Apple are well-known for their cart-before-horse tactics; they will release a gadget and everyone will be wondering, what else can this gadget do apart from ABC. That is what happened to the iPhone before the App Store was launched. Before the App Store, the iPhone was just another smart phone, after the App Store, the iPhone is now a tool that has innumerable uses. This is the feeling going around with the iPad as Apple pumps more and more iPads into the market. There is an underlying feeling that there is more to the iPad than perhaps Apple are letting on.
This anticipation may be satisfied somewhat come Thursday when Apple make their big education announcement at the Guggenheim Museum. Many pundits who have been tracking iPad sales have noted that a lot of those gadgets have been targeted at education institutions with many thinking this counter-intuitive owing to the absence of any significant education material for the iPad. But this may all change on Thursday as Apple are expected to announce partnerships with major textbook makers and unveil a raft of digital textbooks for the American education sector.
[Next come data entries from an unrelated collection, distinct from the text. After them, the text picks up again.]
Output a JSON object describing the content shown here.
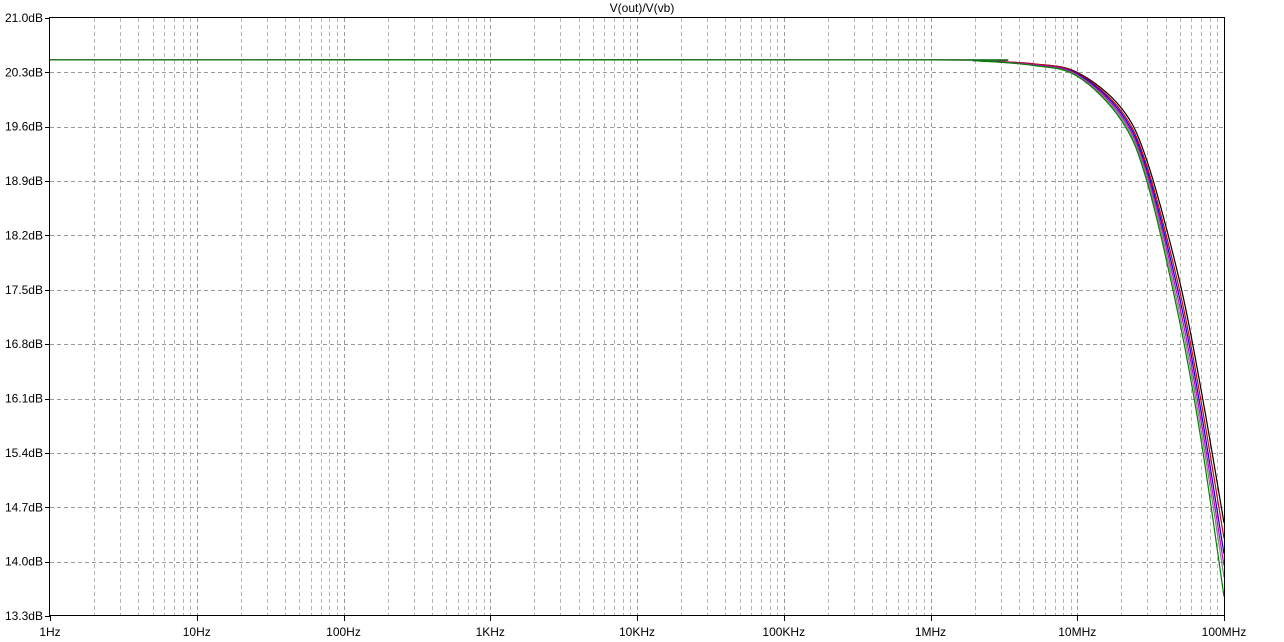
{
  "chart_data": {
    "type": "line",
    "title": "V(out)/V(vb)",
    "xlabel": "",
    "ylabel": "",
    "x_scale": "log",
    "x_range": [
      1,
      100000000
    ],
    "y_range": [
      13.3,
      21.0
    ],
    "grid": true,
    "x_ticks": [
      {
        "value": 1,
        "label": "1Hz"
      },
      {
        "value": 10,
        "label": "10Hz"
      },
      {
        "value": 100,
        "label": "100Hz"
      },
      {
        "value": 1000,
        "label": "1KHz"
      },
      {
        "value": 10000,
        "label": "10KHz"
      },
      {
        "value": 100000,
        "label": "100KHz"
      },
      {
        "value": 1000000,
        "label": "1MHz"
      },
      {
        "value": 10000000,
        "label": "10MHz"
      },
      {
        "value": 100000000,
        "label": "100MHz"
      }
    ],
    "y_ticks": [
      {
        "value": 21.0,
        "label": "21.0dB"
      },
      {
        "value": 20.3,
        "label": "20.3dB"
      },
      {
        "value": 19.6,
        "label": "19.6dB"
      },
      {
        "value": 18.9,
        "label": "18.9dB"
      },
      {
        "value": 18.2,
        "label": "18.2dB"
      },
      {
        "value": 17.5,
        "label": "17.5dB"
      },
      {
        "value": 16.8,
        "label": "16.8dB"
      },
      {
        "value": 16.1,
        "label": "16.1dB"
      },
      {
        "value": 15.4,
        "label": "15.4dB"
      },
      {
        "value": 14.7,
        "label": "14.7dB"
      },
      {
        "value": 14.0,
        "label": "14.0dB"
      },
      {
        "value": 13.3,
        "label": "13.3dB"
      }
    ],
    "series": [
      {
        "color": "#000000",
        "x": [
          1,
          1000000,
          2000000,
          5000000,
          10000000,
          20000000,
          30000000,
          50000000,
          70000000,
          100000000
        ],
        "y": [
          20.46,
          20.46,
          20.45,
          20.41,
          20.3,
          19.84,
          19.15,
          17.6,
          16.2,
          14.5
        ]
      },
      {
        "color": "#d00000",
        "x": [
          1,
          1000000,
          2000000,
          5000000,
          10000000,
          20000000,
          30000000,
          50000000,
          70000000,
          100000000
        ],
        "y": [
          20.46,
          20.46,
          20.45,
          20.41,
          20.29,
          19.8,
          19.08,
          17.48,
          16.05,
          14.3
        ]
      },
      {
        "color": "#0000cc",
        "x": [
          1,
          1000000,
          2000000,
          5000000,
          10000000,
          20000000,
          30000000,
          50000000,
          70000000,
          100000000
        ],
        "y": [
          20.46,
          20.46,
          20.45,
          20.4,
          20.28,
          19.77,
          19.03,
          17.38,
          15.92,
          14.1
        ]
      },
      {
        "color": "#cc00cc",
        "x": [
          1,
          1000000,
          2000000,
          5000000,
          10000000,
          20000000,
          30000000,
          50000000,
          70000000,
          100000000
        ],
        "y": [
          20.46,
          20.46,
          20.45,
          20.4,
          20.27,
          19.74,
          18.98,
          17.28,
          15.8,
          13.95
        ]
      },
      {
        "color": "#808080",
        "x": [
          1,
          1000000,
          2000000,
          5000000,
          10000000,
          20000000,
          30000000,
          50000000,
          70000000,
          100000000
        ],
        "y": [
          20.46,
          20.46,
          20.45,
          20.39,
          20.26,
          19.71,
          18.93,
          17.18,
          15.68,
          13.8
        ]
      },
      {
        "color": "#008000",
        "x": [
          1,
          1000000,
          2000000,
          5000000,
          10000000,
          20000000,
          30000000,
          50000000,
          70000000,
          100000000
        ],
        "y": [
          20.46,
          20.46,
          20.45,
          20.39,
          20.25,
          19.68,
          18.88,
          17.08,
          15.55,
          13.55
        ]
      }
    ]
  }
}
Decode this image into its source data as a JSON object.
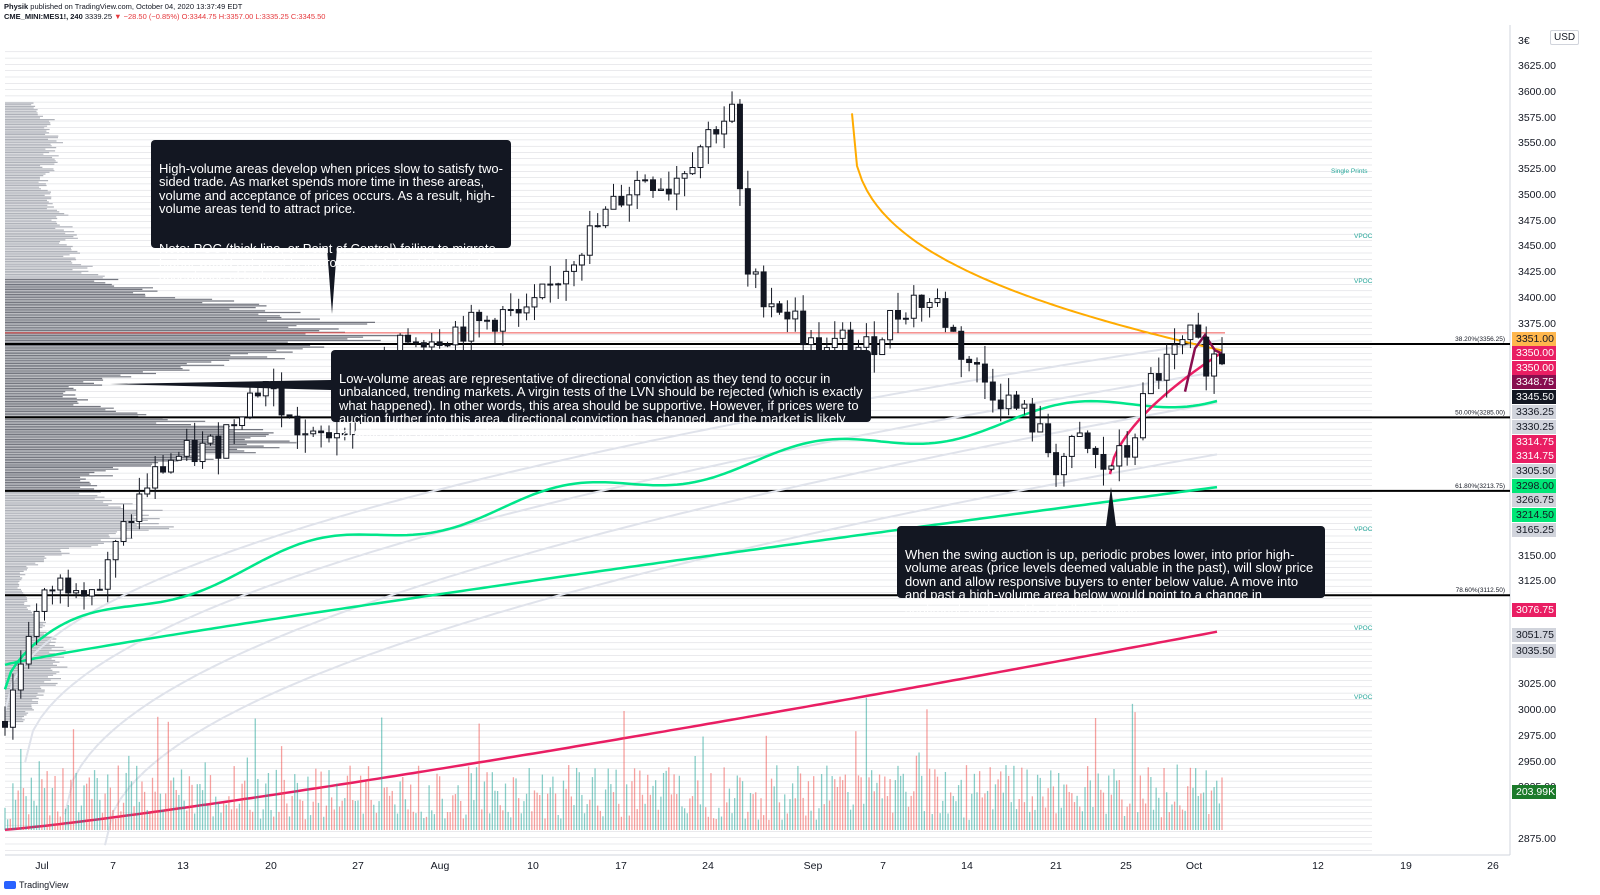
{
  "header": {
    "author": "Physik",
    "published_line": "published on TradingView.com, October 04, 2020 13:37:49 EDT",
    "symbol": "CME_MINI:MES1!, 240",
    "last": "3339.25",
    "change": "−28.50 (−0.85%)",
    "ohlc": "O:3344.75 H:3357.00 L:3335.25 C:3345.50"
  },
  "currency_button": "USD",
  "footer_brand": "TradingView",
  "notes": {
    "high_volume": {
      "p1": "High-volume areas develop when prices slow to satisfy two-sided trade. As market spends more time in these areas, volume and acceptance of prices occurs. As a result, high-volume areas tend to attract price.",
      "p2": "Note: POC (thick line, or Point of Control) failing to migrate higher would not point to improving trade facilitation and acceptance of higher prices."
    },
    "low_volume": {
      "p1": "Low-volume areas are representative of directional conviction as they tend to occur in unbalanced, trending markets. A virgin tests of the LVN should be rejected (which is exactly what happened). In other words, this area should be supportive. However, if prices were to auction further into this area, directional conviction has changed, and the market is likely targeting the next high-volume concentration, below."
    },
    "swing_auction": {
      "p1": "When the swing auction is up, periodic probes lower, into prior high-volume areas (price levels deemed valuable in the past), will slow price down and allow responsive buyers to enter below value. A move into and past a high-volume area below would point to a change in sentiment, and possibly a further decline."
    }
  },
  "fib_labels": [
    "38.20%(3356.25)",
    "50.00%(3285.00)",
    "61.80%(3213.75)",
    "78.60%(3112.50)"
  ],
  "annotations": [
    "Single Prints",
    "VPOC",
    "VPOC",
    "VPOC",
    "VPOC",
    "VPOC"
  ],
  "price_axis_ticks": [
    "3625.00",
    "3600.00",
    "3575.00",
    "3550.00",
    "3525.00",
    "3500.00",
    "3475.00",
    "3450.00",
    "3425.00",
    "3400.00",
    "3375.00",
    "3150.00",
    "3125.00",
    "3100.00",
    "3025.00",
    "3000.00",
    "2975.00",
    "2950.00",
    "2925.00",
    "2875.00"
  ],
  "price_axis_top_partial": "3€",
  "time_axis_ticks": [
    "Jul",
    "7",
    "13",
    "20",
    "27",
    "Aug",
    "10",
    "17",
    "24",
    "Sep",
    "7",
    "14",
    "21",
    "25",
    "Oct",
    "12",
    "19",
    "26"
  ],
  "price_labels": [
    {
      "text": "3351.00",
      "bg": "#ffb74d",
      "fg": "#131722"
    },
    {
      "text": "3350.00",
      "bg": "#e91e63",
      "fg": "#ffffff"
    },
    {
      "text": "3350.00",
      "bg": "#e91e63",
      "fg": "#ffffff"
    },
    {
      "text": "3348.75",
      "bg": "#880e4f",
      "fg": "#ffffff"
    },
    {
      "text": "3345.50",
      "bg": "#131722",
      "fg": "#ffffff"
    },
    {
      "text": "3336.25",
      "bg": "#d1d4dc",
      "fg": "#131722"
    },
    {
      "text": "3330.25",
      "bg": "#d1d4dc",
      "fg": "#131722"
    },
    {
      "text": "3314.75",
      "bg": "#e91e63",
      "fg": "#ffffff"
    },
    {
      "text": "3314.75",
      "bg": "#e91e63",
      "fg": "#ffffff"
    },
    {
      "text": "3305.50",
      "bg": "#d1d4dc",
      "fg": "#131722"
    },
    {
      "text": "3298.00",
      "bg": "#00e676",
      "fg": "#131722"
    },
    {
      "text": "3266.75",
      "bg": "#d1d4dc",
      "fg": "#131722"
    },
    {
      "text": "3214.50",
      "bg": "#00e676",
      "fg": "#131722"
    },
    {
      "text": "3165.25",
      "bg": "#d1d4dc",
      "fg": "#131722"
    },
    {
      "text": "3076.75",
      "bg": "#e91e63",
      "fg": "#ffffff"
    },
    {
      "text": "3051.75",
      "bg": "#d1d4dc",
      "fg": "#131722"
    },
    {
      "text": "3035.50",
      "bg": "#d1d4dc",
      "fg": "#131722"
    },
    {
      "text": "203.99K",
      "bg": "#1b7a2a",
      "fg": "#ffffff"
    }
  ],
  "colors": {
    "bull": "#26a69a",
    "bear": "#ef5350",
    "vwap_green": "#00e68a",
    "vwap_red": "#e91e63",
    "vwap_orange": "#ffab00",
    "vwap_maroon": "#880e4f",
    "poc_red": "#ef5350",
    "annotation": "#26a69a"
  },
  "chart_data": {
    "type": "candlestick",
    "instrument": "CME_MINI:MES1!, 240",
    "x_range": [
      "Jul",
      "Oct"
    ],
    "ylim": [
      2850,
      3650
    ],
    "fib_levels": [
      {
        "label": "38.20%",
        "value": 3356.25
      },
      {
        "label": "50.00%",
        "value": 3285.0
      },
      {
        "label": "61.80%",
        "value": 3213.75
      },
      {
        "label": "78.60%",
        "value": 3112.5
      }
    ],
    "poc": 3367,
    "last_close": 3345.5,
    "close_path": [
      [
        0,
        2990
      ],
      [
        3,
        3080
      ],
      [
        6,
        3120
      ],
      [
        9,
        3130
      ],
      [
        12,
        3120
      ],
      [
        15,
        3175
      ],
      [
        18,
        3220
      ],
      [
        21,
        3245
      ],
      [
        24,
        3250
      ],
      [
        27,
        3260
      ],
      [
        30,
        3300
      ],
      [
        33,
        3320
      ],
      [
        36,
        3280
      ],
      [
        39,
        3260
      ],
      [
        42,
        3275
      ],
      [
        45,
        3300
      ],
      [
        48,
        3330
      ],
      [
        51,
        3360
      ],
      [
        54,
        3365
      ],
      [
        57,
        3370
      ],
      [
        60,
        3375
      ],
      [
        63,
        3385
      ],
      [
        66,
        3380
      ],
      [
        69,
        3410
      ],
      [
        72,
        3445
      ],
      [
        75,
        3470
      ],
      [
        78,
        3500
      ],
      [
        81,
        3520
      ],
      [
        84,
        3510
      ],
      [
        87,
        3540
      ],
      [
        90,
        3570
      ],
      [
        92,
        3580
      ],
      [
        94,
        3420
      ],
      [
        97,
        3400
      ],
      [
        100,
        3380
      ],
      [
        103,
        3340
      ],
      [
        106,
        3360
      ],
      [
        109,
        3350
      ],
      [
        112,
        3380
      ],
      [
        115,
        3400
      ],
      [
        118,
        3395
      ],
      [
        121,
        3350
      ],
      [
        124,
        3320
      ],
      [
        127,
        3300
      ],
      [
        130,
        3280
      ],
      [
        133,
        3240
      ],
      [
        136,
        3260
      ],
      [
        139,
        3235
      ],
      [
        142,
        3250
      ],
      [
        145,
        3320
      ],
      [
        148,
        3345
      ],
      [
        150,
        3360
      ],
      [
        152,
        3340
      ],
      [
        154,
        3345
      ]
    ]
  }
}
Of course the big concern is what this announcement, if it be so, will mean for the textbook market that is mostly dominated by hard copy textbooks and recycling in education institutions. The print industry has also been taking a beating from cheaper and faster-to-deploy ebooks and a consummate confusion of whether to ditch the print books altogether and embrace digital printing or to stick to their guns and try to wrest more control from the lords of digital selling such as Amazon and now Apple. One thing is certain though, if Apple jump into the textbook space, there will be a lot of shaking up going on as it may mean the age of the print textbooks may be coming to a close.